Siri. Alexa. Google Home. Netflix recommendations. Facebook’s “People you may know”. Self-driving cars.
All powered by machine learning.
The world is quietly being reshaped by machine learning as people unknowingly use it every day. Machine learning is a tool in artificial intelligence that stands at the intersection between many crafts. It provides computers the ability to learn from data on their own, detect hidden patterns, and adjust when exposed to new information. It can be used to classify or predict to help people optimize and take the best course of action.
The general process of machine learning is pretty straightforward. I first collect data. This data could be a person’s height, weight, or income. It could be the amount of times they clicked on a Twitter link or searched “Mother Theresa” on Google. This data is extremely valuable to organizations as it is what drives their decisions. I then feed this data into my machine learning algorithm and my algorithm “learns” from it. It builds a model that remembers all of the patterns and infers new ones. Now, if I feed it a new piece of data, it can then classify or predict new information based off of our newly built model. It can do this better than humans can.
To be more concrete, let me paint a picture.
I’m a new startup and I want to know who to market my new hair loss product to. I collect data of some customers who have shopped at Walmart. This data includes net income, education, health records, search history, and whether they have kids or not.
Now, I could easily assume that everyone who is bald would want to buy it and everyone who isn’t, wouldn’t.

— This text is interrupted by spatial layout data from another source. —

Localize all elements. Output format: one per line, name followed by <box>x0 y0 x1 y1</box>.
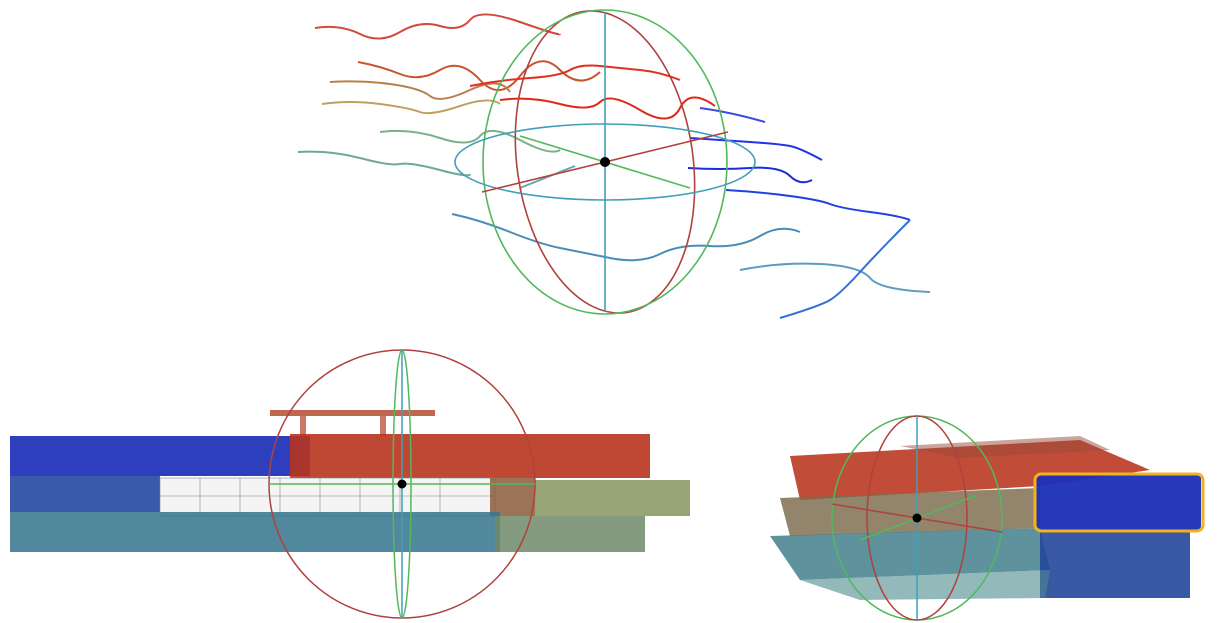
highlight-box <box>1033 472 1205 533</box>
top-panel <box>297 9 931 319</box>
roof-structure <box>270 410 435 416</box>
trajectory-line <box>297 150 471 177</box>
cloud-block-blue <box>1040 530 1190 598</box>
bottom-left-panel <box>10 349 690 619</box>
gimbal-bottom-left <box>268 349 536 619</box>
trajectory-line <box>687 166 813 184</box>
trajectory-line <box>739 262 931 293</box>
trajectory-line <box>451 213 801 262</box>
cloud-block-red <box>290 434 650 478</box>
bottom-right-panel <box>770 415 1205 621</box>
trajectory-line <box>519 165 576 189</box>
roof-structure <box>300 416 306 436</box>
gimbal-top <box>454 9 756 315</box>
trajectory-line <box>689 137 823 161</box>
trajectory-line <box>699 107 766 123</box>
trajectory-line <box>379 129 561 153</box>
cloud-block-blue <box>1035 474 1201 530</box>
trajectory-line <box>725 189 911 221</box>
trajectory-line <box>329 80 511 100</box>
trajectory-line <box>321 99 501 115</box>
gimbal-ring-green <box>482 9 728 315</box>
gimbal-center <box>600 157 610 167</box>
cloud-block-red <box>790 440 1150 500</box>
gimbal-center <box>912 513 922 523</box>
gimbal-center <box>397 479 407 489</box>
cloud-roof-lines <box>900 436 1110 458</box>
gimbal-bottom-right <box>831 415 1003 621</box>
cloud-block-olive <box>495 516 645 552</box>
trajectory-line <box>357 60 601 91</box>
trajectory-line <box>779 219 911 319</box>
cloud-block-teal <box>10 512 500 552</box>
cloud-block-teal <box>770 528 1050 580</box>
trajectory-line <box>469 64 681 87</box>
cloud-block-brown <box>780 488 1040 536</box>
roof-structure <box>380 416 386 436</box>
cloud-block-blue <box>10 436 310 476</box>
cloud-block-teal <box>800 570 1050 600</box>
cloud-block-olive <box>535 480 690 516</box>
trajectory-line <box>314 13 561 40</box>
trajectory-lines <box>297 13 931 319</box>
cloud-block-blue <box>10 476 160 512</box>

But if I’m a new startup, and I care deeply about my bottom line, I’d want to increase my margins as much as I could. Every penny matters. Not everyone who is bald wants their hair back. And the ones who do, might not want my product because they are worried about the chemicals.

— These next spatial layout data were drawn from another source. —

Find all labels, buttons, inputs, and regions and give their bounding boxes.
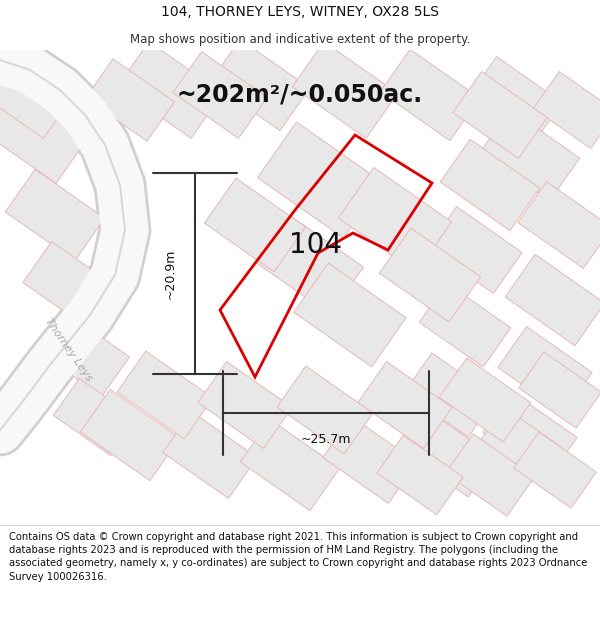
Polygon shape [257,216,364,314]
Polygon shape [292,42,398,138]
Polygon shape [380,49,480,141]
Polygon shape [240,419,340,511]
Polygon shape [519,352,600,428]
Polygon shape [277,366,373,454]
Polygon shape [505,254,600,346]
Polygon shape [358,362,452,448]
Polygon shape [404,413,496,497]
Polygon shape [518,182,600,268]
Text: 104, THORNEY LEYS, WITNEY, OX28 5LS: 104, THORNEY LEYS, WITNEY, OX28 5LS [161,6,439,19]
Polygon shape [498,327,592,413]
Polygon shape [41,314,130,396]
Polygon shape [440,139,540,231]
Polygon shape [514,432,596,508]
Polygon shape [446,434,535,516]
Polygon shape [428,207,522,293]
Polygon shape [468,57,562,143]
Polygon shape [419,283,511,367]
Text: ~25.7m: ~25.7m [301,433,351,446]
Polygon shape [439,358,531,442]
Text: ~20.9m: ~20.9m [164,248,177,299]
Polygon shape [323,417,417,503]
Polygon shape [163,412,257,498]
Polygon shape [23,242,117,328]
Polygon shape [483,392,577,478]
Polygon shape [205,178,305,272]
Polygon shape [0,87,88,183]
Polygon shape [53,379,137,456]
Text: Contains OS data © Crown copyright and database right 2021. This information is : Contains OS data © Crown copyright and d… [9,532,587,582]
Polygon shape [5,169,105,261]
Text: Thorney Leys: Thorney Leys [43,317,94,383]
Polygon shape [377,435,463,515]
Text: ~202m²/~0.050ac.: ~202m²/~0.050ac. [177,83,423,107]
Polygon shape [210,39,310,131]
Polygon shape [404,353,496,437]
Polygon shape [198,362,292,448]
Polygon shape [80,389,180,481]
Polygon shape [294,263,406,367]
Text: 104: 104 [289,231,341,259]
Polygon shape [173,52,267,138]
Text: Map shows position and indicative extent of the property.: Map shows position and indicative extent… [130,32,470,46]
Polygon shape [379,228,481,322]
Polygon shape [117,351,213,439]
Polygon shape [338,168,452,272]
Polygon shape [257,122,383,238]
Polygon shape [118,42,223,138]
Polygon shape [0,52,72,138]
Polygon shape [480,109,580,201]
Polygon shape [453,72,547,158]
Polygon shape [533,71,600,149]
Polygon shape [479,407,561,483]
Polygon shape [86,59,175,141]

So the best thing I could do, to be as optimal as possible and make the most money, would be to market it to exactly every single person who would buy it.
How could I possibly know exactly who would buy it? With the data we have collected.

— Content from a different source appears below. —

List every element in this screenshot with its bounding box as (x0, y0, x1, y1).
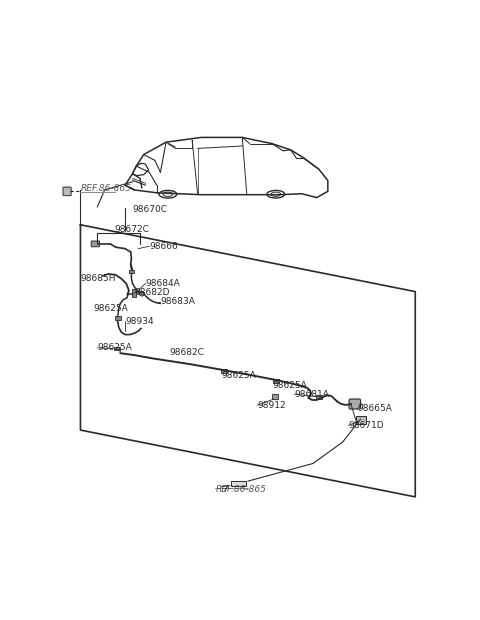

Let’s say the data I have collected is from 2008-2016. It has a full profile on the two types of people that have gone into Walmart. People who have bought my hair loss product, and the people who haven’t. These are known as labels. I then feed this data into a machine learning algorithm and it analyzes and infers all sorts of patterns with the information I have given it (net income, education, health record, etc.).
After some time, the algorithm is done processing and has built a model that has seen 8 years of people who have and haven’t bought my product. With this model, I can now predict the exact type of person that will buy my goods, and proceed to market it to just those type of people. The traits of the people who purchased the product might have not been obvious to humans and consequently overlooked.
The machine learning algorithm could have showed me that people with normal blood pressure, 2-4 kids, no college education, an income below $90,000 and have googled “hair loss” are 95% likely to buy it, regardless of whether they are bald or not. Why are those traits correlated with people who buy my product? We don’t know for sure. That’s the black box in machine learning, sometimes it doesn’t explain its reasoning.
So, my startup could easily increase its margins by marketing to people with those exact traits, instead of just strictly bald people.
But machine Learning isn’t just used in startups. The applications of machine learning from academia and industry is leading to advancements across many fields of human endeavor.
Medical companies use it to diagnose illnesses and to see what the best treatment could be.
Politicians use it to figure out exactly where to campaign and place their ads at.
In law enforcement, it can be used to help predict the behavior of people to prevent negative events from happening.
The financial industry uses it for insights that can identify investment and trading opportunities. It is also used to make credit scoring and fraud detection more efficient.
Marketing and sales use it to analyze data on customers’ search history and past purchases for targeted advertising schemes or to build personalized products.
There are a plethora of other groundbreaking applications. All of it, powered by machine learning.
It is powerful tool that must be handled with care as its potential future applications are almost unlimited. Without a doubt, machine learning will help usher in a new technological revolution. With all of its transformative powers, we no longer need to perform grunt work or complicated tasks. Instead, we build systems that teach themselves how to efficiently do it. This means many jobs will become obsolete in the near future, possibly widening the gap between the rich and poor. Ethical practices must be enforced and we must accommodate for that scenario. This is not science fiction. This is not a fad. The technology is rapidly growing and barring a nuclear war or rapture, machine learning will take over many aspects of our lives. Only time will tell if this is a good or bad thing. Regardless, it is a burgeoning field that’s drawing top talent from all over the world. Now is the time to jump in.